Glock is one of the most recognizable gun manufacturers in the country and is particularly popular among law enforcement – including the New York City Police Department. Steur’s lawsuit leads with a 1995 quote from Gaston Glock, the company’s founder.
“It was a conscious decision to go after the law enforcement market first,” Glock told magazine Advertising Age more than 25 years ago. “In marketing terms, we assumed that by pursing the law enforcement market, we would receive the benefit of ‘after sales’ in the commercial market.”
James allegedly used a Glock pistol, which he purchased from a federally-licensed dealer in Ohio, to carry out the attack. The 62-year-old pleaded not guilty to federal charges last month and faces life in prison if convicted of the top charge of committing or attempting to commit an act of terrorism or other violence on a mass transit system.

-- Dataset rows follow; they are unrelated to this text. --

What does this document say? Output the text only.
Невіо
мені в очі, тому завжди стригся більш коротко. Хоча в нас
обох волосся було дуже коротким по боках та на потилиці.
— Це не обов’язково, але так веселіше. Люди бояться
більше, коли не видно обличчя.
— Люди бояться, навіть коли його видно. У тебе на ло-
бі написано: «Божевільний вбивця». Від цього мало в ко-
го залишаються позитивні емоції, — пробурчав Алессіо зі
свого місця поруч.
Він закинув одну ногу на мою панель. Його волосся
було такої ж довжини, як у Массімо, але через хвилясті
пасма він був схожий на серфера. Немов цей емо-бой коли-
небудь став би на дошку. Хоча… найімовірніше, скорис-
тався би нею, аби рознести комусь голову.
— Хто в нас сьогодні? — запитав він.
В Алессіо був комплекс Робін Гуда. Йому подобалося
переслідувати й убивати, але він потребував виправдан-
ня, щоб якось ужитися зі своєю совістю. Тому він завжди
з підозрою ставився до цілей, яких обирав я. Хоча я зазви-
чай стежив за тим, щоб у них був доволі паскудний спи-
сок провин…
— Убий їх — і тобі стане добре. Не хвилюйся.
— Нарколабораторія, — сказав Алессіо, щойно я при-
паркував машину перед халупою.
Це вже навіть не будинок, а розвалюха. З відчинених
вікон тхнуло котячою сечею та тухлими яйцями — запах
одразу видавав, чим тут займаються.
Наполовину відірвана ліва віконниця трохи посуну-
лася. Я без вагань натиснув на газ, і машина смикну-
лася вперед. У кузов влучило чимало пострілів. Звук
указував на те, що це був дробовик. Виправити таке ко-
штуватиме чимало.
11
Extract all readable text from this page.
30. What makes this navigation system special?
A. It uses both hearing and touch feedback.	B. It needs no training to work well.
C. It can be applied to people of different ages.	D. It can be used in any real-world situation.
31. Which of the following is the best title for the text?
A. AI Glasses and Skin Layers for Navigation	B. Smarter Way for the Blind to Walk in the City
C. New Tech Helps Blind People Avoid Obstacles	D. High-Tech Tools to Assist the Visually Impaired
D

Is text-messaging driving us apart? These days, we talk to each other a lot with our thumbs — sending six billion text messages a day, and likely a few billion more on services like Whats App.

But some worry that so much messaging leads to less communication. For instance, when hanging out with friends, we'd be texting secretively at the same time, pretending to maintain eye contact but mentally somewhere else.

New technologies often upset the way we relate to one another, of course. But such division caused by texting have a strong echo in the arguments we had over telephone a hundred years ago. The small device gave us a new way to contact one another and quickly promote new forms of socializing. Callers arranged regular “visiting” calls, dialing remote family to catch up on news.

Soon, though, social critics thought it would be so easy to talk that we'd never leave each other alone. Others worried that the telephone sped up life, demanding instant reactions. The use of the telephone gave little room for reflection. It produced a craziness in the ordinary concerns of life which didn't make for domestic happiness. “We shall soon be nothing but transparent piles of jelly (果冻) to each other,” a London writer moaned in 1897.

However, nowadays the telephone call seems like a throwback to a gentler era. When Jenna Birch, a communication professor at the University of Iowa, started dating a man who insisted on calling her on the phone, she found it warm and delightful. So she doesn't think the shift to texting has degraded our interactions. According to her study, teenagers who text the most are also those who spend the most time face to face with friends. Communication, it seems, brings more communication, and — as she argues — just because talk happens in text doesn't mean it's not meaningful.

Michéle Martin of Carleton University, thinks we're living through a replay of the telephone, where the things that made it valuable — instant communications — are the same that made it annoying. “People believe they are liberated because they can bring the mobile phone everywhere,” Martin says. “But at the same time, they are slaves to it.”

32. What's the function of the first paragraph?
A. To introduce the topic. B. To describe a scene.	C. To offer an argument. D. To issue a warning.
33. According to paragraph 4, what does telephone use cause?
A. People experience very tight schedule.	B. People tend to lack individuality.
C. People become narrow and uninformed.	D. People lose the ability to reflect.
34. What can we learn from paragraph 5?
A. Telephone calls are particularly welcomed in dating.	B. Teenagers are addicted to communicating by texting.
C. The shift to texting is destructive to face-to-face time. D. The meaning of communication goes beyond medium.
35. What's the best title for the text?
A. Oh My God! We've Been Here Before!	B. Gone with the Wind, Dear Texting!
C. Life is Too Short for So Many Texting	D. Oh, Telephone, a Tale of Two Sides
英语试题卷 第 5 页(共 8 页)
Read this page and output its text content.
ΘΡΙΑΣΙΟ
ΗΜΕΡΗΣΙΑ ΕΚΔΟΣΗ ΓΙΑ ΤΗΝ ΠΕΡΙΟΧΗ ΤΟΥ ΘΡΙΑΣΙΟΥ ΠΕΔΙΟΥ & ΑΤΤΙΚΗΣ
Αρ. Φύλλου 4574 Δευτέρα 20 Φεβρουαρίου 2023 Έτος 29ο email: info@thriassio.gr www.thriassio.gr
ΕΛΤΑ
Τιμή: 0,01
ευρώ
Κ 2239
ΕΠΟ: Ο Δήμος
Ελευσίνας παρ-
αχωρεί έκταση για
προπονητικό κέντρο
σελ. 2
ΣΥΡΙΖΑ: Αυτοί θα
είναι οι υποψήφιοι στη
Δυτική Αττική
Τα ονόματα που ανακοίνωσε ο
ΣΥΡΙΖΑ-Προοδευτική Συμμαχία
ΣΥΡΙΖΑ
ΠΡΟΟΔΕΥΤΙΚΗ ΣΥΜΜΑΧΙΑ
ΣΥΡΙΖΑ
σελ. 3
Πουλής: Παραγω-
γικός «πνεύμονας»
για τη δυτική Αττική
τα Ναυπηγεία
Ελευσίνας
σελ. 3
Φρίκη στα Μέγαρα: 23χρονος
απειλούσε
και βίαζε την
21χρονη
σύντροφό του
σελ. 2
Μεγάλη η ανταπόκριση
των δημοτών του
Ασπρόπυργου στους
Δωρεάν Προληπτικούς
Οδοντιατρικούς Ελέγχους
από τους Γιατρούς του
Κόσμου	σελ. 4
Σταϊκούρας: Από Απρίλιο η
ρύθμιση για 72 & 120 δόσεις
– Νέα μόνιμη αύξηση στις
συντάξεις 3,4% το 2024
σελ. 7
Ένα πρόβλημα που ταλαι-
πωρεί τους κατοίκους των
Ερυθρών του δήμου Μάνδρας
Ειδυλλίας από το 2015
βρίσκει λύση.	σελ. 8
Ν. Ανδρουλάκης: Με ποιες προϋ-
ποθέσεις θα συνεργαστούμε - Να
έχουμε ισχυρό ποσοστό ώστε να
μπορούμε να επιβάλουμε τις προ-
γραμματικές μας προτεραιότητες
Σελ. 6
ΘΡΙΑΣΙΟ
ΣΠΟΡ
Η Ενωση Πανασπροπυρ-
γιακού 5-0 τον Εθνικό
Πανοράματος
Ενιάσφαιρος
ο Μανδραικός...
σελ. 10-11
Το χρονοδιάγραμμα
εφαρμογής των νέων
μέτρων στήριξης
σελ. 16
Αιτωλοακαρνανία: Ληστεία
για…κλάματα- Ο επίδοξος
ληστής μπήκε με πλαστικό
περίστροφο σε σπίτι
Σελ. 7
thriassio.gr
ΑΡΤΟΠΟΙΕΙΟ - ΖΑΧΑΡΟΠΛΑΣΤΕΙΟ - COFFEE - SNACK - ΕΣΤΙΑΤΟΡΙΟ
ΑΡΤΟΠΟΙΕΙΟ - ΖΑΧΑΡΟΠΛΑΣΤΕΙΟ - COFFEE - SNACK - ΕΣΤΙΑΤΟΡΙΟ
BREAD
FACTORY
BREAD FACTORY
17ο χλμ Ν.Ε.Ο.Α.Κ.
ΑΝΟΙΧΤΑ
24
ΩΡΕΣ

“Gun manufacturers do not live in a bubble,” said Steur’s lawyer Mark Shirian. “They are aware that their marketing strategies are empowering purchasers with ill intent and endangering the lives of innocent people. This lawsuit seeks to hold the gun industry accountable for recklessly marketing their guns in a fashion that unreasonably creates a public nuisance.”
Steur and her team are seeking to have the court order Glock to “institute and carry out” policies that would “eradicate the effects of its past and present unlawful marketing and distribution practices,” as well as provide Steur with compensation for the money she has lost as a result of the company’s past practices and for her physical and emotional pain and suffering.
Glock, Inc. did not immediately return request for comment on Wednesday.
“We look forward to fully litigating this matter under the newly enacted New York Law,” Shirian said.